CRITIQUE: INTO THE WILD (2007)

Le dernier film de Sean Penn, tiré d’une histoire vraie, relate la fuite d’un jenue garçon en quête de liberté. Après l’obtention de ses diplômes, il quitte ses parents et sa jeune soeur sans les prévenir pour gagner l’Alaska. Il refuse la nouvelle voiture que ses parents voulaient lui offrir , donne toutes ses économies aux bonnes oeuvres et part seul à l’aventure.

Sur son chemin, il croisera divers personnages et traversera les paysages les plus divers. Il n’est pas étonnant qu’un tel sujet ait été choisi par Sean Penn, tant le personnage principal, interprété par l’époustouflant Emile Hirsh, lui ressemble par son côté rebelle et marginal. Le film est servi par une photo magnifique du Français Eric Gauthier (cocorico!) qui a déjà travaillé avec Claude Berri ou Patrice Chéreau entre autres et à qui l’on doit la très belle photo de « Carnets de voyage » de Walter Salles. Sans oublier la très belle BO interprétée par Eddie Veder (Pearl Jam) qui fut récompensée par un golden globe.

Pas un chef d’oeuvre mais un très bon film qui a surtout le mérite d’être fait avec sincérité et qui ressemble à son réalisateur.

CRITIQUE: HARVEY MILK (2008)

SND

Le générique nous donne à voir le traitement hallucinant qui était réservé aux homosexuels américains dans les années 60/70 et nous donne un grand coup de poing d’entrée.
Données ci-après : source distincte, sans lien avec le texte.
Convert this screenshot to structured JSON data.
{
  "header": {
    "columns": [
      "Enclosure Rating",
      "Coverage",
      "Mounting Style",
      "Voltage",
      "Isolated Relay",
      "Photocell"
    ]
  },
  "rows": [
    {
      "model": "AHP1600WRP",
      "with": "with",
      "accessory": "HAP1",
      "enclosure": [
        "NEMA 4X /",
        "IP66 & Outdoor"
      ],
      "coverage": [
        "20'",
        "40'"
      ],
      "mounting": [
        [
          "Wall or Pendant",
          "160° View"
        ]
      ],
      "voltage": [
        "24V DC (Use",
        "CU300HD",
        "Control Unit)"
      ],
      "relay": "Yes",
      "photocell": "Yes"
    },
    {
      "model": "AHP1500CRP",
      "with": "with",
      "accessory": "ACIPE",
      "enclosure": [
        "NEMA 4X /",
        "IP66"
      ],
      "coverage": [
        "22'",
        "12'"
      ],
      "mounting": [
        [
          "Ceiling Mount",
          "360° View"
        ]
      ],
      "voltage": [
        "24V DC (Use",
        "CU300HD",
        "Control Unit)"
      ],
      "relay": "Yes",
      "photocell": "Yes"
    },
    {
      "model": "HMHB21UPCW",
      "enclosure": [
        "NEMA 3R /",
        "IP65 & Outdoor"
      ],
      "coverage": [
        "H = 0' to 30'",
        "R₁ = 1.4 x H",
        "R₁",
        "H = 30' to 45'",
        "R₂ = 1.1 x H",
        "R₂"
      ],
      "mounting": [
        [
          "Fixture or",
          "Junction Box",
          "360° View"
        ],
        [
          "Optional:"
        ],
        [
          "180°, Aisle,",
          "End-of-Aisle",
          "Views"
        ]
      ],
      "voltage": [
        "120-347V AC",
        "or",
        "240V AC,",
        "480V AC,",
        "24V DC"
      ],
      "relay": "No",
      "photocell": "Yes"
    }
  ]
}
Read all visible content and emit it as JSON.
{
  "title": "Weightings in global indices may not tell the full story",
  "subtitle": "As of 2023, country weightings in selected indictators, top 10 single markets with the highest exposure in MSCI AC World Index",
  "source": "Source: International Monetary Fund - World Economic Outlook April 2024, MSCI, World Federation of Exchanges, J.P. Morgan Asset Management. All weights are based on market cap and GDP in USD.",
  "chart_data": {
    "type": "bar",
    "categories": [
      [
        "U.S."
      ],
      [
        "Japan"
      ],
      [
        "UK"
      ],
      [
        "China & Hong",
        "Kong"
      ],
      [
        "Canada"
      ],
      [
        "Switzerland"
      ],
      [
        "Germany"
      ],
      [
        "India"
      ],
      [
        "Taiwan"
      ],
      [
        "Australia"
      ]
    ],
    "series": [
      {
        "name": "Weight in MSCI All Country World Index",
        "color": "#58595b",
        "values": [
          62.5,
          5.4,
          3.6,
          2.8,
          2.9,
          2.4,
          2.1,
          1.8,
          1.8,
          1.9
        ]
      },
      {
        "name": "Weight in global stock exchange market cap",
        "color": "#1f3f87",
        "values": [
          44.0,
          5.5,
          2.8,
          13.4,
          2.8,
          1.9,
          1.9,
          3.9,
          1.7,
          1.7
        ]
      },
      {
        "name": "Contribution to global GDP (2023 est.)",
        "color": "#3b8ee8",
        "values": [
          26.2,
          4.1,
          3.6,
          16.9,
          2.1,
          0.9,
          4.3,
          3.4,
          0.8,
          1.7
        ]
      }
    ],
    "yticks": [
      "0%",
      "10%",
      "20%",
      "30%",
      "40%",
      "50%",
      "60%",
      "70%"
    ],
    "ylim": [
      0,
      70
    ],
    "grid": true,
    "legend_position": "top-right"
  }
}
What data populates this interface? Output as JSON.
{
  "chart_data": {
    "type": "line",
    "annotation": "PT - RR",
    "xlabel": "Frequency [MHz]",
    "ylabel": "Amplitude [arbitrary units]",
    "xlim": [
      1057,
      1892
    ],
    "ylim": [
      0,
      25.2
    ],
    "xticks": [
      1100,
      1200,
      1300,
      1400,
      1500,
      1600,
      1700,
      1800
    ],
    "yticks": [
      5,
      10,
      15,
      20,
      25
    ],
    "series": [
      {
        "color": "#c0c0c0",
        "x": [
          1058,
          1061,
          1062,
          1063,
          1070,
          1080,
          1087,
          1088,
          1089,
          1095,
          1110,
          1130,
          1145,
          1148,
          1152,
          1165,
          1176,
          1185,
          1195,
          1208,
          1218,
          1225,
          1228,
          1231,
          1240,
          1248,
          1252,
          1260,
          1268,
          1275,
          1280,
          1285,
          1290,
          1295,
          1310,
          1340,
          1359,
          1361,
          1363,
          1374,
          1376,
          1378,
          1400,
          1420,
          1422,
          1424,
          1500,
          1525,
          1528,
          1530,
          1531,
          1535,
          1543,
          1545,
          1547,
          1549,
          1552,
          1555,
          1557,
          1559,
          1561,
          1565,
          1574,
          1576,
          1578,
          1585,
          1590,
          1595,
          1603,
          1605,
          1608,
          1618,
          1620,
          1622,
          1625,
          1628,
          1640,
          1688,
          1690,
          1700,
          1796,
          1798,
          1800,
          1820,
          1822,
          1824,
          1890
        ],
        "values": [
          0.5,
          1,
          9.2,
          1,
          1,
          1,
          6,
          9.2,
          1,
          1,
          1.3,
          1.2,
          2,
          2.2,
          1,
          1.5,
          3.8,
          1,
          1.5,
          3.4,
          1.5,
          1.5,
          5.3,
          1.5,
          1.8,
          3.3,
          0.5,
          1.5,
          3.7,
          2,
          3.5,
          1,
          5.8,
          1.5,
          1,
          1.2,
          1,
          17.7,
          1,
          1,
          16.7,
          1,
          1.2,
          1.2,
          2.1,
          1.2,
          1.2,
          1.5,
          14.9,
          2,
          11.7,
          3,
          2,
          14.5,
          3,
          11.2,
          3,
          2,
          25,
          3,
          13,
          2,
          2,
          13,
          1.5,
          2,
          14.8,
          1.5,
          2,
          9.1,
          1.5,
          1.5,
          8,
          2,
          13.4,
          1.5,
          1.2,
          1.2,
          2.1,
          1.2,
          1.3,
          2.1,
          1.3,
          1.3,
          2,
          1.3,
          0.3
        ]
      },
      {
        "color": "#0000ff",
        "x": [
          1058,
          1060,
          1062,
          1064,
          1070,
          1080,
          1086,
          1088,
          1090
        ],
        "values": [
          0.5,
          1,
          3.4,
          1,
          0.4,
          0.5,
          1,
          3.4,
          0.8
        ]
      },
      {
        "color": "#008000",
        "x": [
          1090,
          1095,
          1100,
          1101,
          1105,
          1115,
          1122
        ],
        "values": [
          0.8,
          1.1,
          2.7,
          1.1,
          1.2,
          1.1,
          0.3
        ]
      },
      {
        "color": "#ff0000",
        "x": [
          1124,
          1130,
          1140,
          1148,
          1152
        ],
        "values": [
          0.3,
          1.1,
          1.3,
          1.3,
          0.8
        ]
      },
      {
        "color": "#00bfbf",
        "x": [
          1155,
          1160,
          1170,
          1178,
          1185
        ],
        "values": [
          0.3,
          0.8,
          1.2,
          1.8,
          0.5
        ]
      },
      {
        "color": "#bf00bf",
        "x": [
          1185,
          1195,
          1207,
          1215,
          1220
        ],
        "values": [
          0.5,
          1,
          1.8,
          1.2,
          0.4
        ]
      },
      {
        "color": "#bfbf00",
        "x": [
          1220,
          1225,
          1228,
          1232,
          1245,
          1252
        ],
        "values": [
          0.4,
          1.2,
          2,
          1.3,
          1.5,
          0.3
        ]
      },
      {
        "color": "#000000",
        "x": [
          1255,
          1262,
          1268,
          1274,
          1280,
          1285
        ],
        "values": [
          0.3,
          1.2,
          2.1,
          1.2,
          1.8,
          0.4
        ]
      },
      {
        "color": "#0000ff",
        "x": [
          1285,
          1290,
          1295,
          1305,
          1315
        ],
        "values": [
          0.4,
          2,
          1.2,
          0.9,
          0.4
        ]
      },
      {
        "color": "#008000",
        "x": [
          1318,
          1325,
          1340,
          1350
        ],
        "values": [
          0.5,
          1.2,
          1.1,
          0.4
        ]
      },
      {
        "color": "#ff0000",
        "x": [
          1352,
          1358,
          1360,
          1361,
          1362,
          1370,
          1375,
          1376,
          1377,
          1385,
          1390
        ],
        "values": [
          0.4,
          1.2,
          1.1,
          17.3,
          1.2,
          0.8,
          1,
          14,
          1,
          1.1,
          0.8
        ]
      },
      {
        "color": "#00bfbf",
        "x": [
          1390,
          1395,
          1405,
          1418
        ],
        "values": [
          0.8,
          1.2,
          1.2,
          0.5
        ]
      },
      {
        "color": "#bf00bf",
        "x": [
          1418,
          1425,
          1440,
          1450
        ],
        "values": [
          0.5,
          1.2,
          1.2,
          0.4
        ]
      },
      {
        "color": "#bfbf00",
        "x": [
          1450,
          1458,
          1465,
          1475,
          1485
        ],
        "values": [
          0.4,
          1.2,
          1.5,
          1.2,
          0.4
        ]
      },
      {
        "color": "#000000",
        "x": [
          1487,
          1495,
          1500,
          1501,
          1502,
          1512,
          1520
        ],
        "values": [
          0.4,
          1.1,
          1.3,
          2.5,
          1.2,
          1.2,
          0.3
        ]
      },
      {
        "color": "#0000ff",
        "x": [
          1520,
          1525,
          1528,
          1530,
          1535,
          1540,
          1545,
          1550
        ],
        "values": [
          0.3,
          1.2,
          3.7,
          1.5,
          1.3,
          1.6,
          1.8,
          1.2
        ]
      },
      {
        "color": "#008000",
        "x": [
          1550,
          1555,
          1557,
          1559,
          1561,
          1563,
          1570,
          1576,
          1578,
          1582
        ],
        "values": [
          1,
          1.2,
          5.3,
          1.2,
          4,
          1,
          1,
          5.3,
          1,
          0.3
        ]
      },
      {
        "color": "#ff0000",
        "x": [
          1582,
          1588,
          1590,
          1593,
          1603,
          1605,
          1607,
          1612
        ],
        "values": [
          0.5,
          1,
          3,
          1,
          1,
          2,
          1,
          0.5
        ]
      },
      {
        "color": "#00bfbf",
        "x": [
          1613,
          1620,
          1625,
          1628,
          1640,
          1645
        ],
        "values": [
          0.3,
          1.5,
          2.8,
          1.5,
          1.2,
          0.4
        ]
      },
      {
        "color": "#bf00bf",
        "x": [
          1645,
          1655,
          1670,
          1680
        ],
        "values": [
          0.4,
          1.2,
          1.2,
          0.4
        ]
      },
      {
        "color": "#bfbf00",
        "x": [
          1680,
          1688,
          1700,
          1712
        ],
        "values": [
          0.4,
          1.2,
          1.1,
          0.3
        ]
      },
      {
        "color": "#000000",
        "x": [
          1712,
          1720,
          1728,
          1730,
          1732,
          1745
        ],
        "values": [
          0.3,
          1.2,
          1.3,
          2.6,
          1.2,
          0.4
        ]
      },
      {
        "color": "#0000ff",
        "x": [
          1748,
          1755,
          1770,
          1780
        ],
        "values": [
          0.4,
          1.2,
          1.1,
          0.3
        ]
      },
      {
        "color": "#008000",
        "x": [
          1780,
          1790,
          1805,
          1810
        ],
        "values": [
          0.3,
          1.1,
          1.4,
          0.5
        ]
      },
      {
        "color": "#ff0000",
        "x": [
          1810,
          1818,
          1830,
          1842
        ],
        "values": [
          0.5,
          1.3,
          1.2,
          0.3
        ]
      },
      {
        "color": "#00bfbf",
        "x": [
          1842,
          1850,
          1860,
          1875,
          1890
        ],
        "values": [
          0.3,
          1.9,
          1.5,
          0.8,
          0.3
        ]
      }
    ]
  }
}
Sitôt achevé, on découvre Harvey Milk, s’enregistrant au magnétophone; il se sent menacé et met toute son histoire sur bande tel un testament.

Il nous raconte donc durant ces deux heures, son combat pour la cause homosexuelle, qui fit de lui le premier élu américain ouvertement gay. On sait dès le début comment ça se termine; il sera assassiné comme il le pressentait, en 1978, après avoir empéché le vote de la résolution n°6 qui aurait interdit aux homosexuels d’exercer dans l’enseignement.

Gus Van Sant s’attaque ici au biopic, genre très prolifique outre-Atlantique, parfois au dépens de la qualité. Il réussit son pari haut la main en livrant un de ses films les plus accessibles avec Will Hunting, très loin de son insupportable Paranoid Park. Il s’agit en même temps peut-être de son film le plus personnel, étant lui même ouvertement homosexuel.

Dans son entreprise, ll est aidé par un casting éblouissant avec en tête un Sean Penn dont la prestation mérite tous les superlatifs. C’est bien simple, ll est méconnaissable tant il est habité par son personnage. L’oscar est amplement mérité pour un homme qui s’affirme comme le plus grand acteur américain du moment en plus d’un réalisateur très intéressant. A ses côtés, un très bon James Franco, un excellent Emile Hirsh qui confirme après son rôle dans « Into the wild » et un exceptionnel Josh Brolin (une fois de plus!) dans le rôle du conseiller qui assassine Milk et le Maire. Celui-ci transpire admirablement le mal-être et la jalousie de son personnage.

Enfin, en plus d’une très belle BO de Danny Elfman ponctuée de quelques tubes de l’époque, on a droit à une magnifique photo. Tous ces ingrédients nous donnent un film passionnant et très émouvant qui nous montre ce que nos édiles ont tendance à oublier, ce qu’est vraiment un combat politique, une lutte pour des idéaux (autres que personnels évidemment!).